“You are accustomed to an out-of-door life and I trust have not made a mistake in your choice of profession. Hark! Did you hear anything?”
“There, Mary, you too, are nervous,” said Eletheer, forcing a laugh. “See!” pointing upward, “nothing but a pair of stray bats.”
“And a snake coiled among the bushes yonder! Come, Eletheer, let’s go home. I’m getting the ‘creeps.’”
“Indeed, let’s do no such thing! It’s the heat combined with this utter silence that affects us. There goes that snake now!”
As they looked, a dirty-green snake trailed his lazy length towards the creek. At the same time, two bats fluttered over it like shadows, until they, too, melted into the tremulous haze that overhung everything.
“I was about to add,” Eletheer resumed with a backward glance, “that Dr. Herschel has been giving me some points on nerves. Now is a good time to put them into practice.”
“Well,” returned her friend, “if you can stand it I can, and that reminds me, father and I were talking of Hernando this morning. Now that he is cured, we hope that he will marry and settle down in a home of his own. As you know, he is the last male of our name and, unless he does marry, the name dies with him,” and Miss Genung looked searchingly at her friend.
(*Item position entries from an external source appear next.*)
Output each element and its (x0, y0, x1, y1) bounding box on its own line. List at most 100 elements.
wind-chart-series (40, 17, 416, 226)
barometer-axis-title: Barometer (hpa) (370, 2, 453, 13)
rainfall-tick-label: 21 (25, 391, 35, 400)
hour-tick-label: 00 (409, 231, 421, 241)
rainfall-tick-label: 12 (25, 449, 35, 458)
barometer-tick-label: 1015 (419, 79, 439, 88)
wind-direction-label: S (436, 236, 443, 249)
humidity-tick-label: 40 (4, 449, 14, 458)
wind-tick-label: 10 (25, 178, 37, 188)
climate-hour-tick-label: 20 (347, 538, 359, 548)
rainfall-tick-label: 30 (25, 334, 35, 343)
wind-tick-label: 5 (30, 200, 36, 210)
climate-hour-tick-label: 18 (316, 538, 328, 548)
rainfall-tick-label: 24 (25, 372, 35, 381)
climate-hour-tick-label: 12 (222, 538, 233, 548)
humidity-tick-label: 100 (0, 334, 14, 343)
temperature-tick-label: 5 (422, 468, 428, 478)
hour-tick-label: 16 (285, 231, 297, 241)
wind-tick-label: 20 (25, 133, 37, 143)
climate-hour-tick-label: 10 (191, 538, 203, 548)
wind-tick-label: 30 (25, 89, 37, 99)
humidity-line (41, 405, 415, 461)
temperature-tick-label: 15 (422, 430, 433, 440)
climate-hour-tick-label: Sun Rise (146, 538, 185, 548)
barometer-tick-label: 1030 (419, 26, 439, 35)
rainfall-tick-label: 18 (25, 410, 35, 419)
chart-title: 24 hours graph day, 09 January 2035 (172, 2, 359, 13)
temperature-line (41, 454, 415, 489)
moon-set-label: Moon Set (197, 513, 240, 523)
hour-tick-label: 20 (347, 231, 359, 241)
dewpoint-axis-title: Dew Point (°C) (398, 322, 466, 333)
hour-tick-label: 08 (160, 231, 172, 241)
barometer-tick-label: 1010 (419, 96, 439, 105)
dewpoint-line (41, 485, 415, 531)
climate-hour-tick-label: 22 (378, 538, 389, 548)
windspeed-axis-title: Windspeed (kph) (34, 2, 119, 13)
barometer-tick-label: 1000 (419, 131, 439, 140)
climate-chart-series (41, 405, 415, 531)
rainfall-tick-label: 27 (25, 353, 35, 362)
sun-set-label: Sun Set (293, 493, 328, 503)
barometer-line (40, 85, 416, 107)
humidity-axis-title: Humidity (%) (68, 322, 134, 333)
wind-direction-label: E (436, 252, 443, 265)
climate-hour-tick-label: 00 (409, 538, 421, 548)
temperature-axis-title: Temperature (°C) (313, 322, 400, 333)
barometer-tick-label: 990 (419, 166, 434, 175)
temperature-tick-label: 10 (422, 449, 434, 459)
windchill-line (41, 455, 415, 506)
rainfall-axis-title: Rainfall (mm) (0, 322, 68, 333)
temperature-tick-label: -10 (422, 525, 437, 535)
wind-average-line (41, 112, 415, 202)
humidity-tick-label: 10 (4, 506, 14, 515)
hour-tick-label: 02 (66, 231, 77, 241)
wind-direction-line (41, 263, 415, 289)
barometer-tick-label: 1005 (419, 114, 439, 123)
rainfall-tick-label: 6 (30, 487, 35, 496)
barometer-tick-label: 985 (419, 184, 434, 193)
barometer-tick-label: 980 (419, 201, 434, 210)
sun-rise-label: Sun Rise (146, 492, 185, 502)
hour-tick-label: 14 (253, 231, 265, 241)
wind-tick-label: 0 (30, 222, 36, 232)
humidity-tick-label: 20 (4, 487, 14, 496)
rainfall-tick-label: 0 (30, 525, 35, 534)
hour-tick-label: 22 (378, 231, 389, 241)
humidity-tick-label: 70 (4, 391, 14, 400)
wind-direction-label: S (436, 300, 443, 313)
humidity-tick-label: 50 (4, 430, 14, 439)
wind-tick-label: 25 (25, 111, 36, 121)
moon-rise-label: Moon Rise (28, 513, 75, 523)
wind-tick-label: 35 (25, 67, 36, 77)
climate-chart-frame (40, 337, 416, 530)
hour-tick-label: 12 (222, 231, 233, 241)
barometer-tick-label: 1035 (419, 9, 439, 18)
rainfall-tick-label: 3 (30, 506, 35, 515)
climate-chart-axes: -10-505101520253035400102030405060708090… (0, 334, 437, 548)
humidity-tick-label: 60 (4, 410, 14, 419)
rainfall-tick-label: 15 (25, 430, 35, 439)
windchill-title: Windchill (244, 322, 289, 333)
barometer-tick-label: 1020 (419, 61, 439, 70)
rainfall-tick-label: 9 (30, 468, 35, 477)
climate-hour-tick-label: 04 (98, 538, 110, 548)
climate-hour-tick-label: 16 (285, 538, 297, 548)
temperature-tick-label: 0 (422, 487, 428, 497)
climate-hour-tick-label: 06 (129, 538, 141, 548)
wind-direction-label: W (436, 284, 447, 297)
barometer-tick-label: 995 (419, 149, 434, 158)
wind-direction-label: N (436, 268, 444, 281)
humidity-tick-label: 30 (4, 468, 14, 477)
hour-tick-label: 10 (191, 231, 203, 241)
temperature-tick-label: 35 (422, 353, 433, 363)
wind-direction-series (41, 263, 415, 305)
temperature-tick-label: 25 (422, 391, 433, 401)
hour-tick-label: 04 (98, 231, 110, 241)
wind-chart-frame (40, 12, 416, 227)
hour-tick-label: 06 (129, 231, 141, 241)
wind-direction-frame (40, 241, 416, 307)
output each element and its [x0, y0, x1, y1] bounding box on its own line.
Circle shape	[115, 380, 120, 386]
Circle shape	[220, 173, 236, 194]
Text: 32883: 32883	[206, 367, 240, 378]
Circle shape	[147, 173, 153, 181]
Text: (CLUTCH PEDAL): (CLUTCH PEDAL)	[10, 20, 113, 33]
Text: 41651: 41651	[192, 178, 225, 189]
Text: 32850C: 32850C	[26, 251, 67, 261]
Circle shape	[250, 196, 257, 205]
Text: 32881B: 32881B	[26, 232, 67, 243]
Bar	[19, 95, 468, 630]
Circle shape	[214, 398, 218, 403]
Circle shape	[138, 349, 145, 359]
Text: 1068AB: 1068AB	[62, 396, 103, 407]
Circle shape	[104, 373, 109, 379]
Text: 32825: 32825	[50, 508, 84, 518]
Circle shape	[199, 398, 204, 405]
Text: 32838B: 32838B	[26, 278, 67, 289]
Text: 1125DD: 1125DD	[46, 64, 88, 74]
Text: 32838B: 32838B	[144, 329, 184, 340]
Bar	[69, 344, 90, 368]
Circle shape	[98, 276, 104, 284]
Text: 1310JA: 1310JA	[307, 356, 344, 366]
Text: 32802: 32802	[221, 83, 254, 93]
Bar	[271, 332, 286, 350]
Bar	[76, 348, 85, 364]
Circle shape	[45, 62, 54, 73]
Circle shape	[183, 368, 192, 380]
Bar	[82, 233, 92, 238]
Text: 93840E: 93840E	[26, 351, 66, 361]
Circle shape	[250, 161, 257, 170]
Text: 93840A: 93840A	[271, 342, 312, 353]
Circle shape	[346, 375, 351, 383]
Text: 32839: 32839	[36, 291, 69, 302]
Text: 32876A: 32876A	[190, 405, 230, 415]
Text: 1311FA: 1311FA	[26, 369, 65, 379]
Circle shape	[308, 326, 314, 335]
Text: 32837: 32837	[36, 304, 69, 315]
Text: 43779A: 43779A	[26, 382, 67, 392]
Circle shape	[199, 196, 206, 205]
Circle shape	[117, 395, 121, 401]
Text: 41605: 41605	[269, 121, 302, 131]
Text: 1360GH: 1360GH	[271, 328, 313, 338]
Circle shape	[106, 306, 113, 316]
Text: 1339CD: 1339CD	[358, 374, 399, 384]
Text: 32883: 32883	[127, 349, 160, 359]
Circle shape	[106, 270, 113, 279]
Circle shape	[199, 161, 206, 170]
Eletheer smiled as she replied,—“I can’t imagine a woman just like his wife ought to be. Honestly, now, can you, Mary?”
“Oh, Eletheer, can’t you trust a life-long friend?” said Mary in a tone of such genuine feeling that Eletheer was startled. Gradually, however, the import of her friend’s words dawned upon her and with a troubled expression she said gently:
“Mary, we are indeed life-long friends so don’t misunderstand me—you will, however. Your accusation cannot be met with argument; but there are men and women who mentally complement each other but to whom marriage, with its obligations, does not appeal.”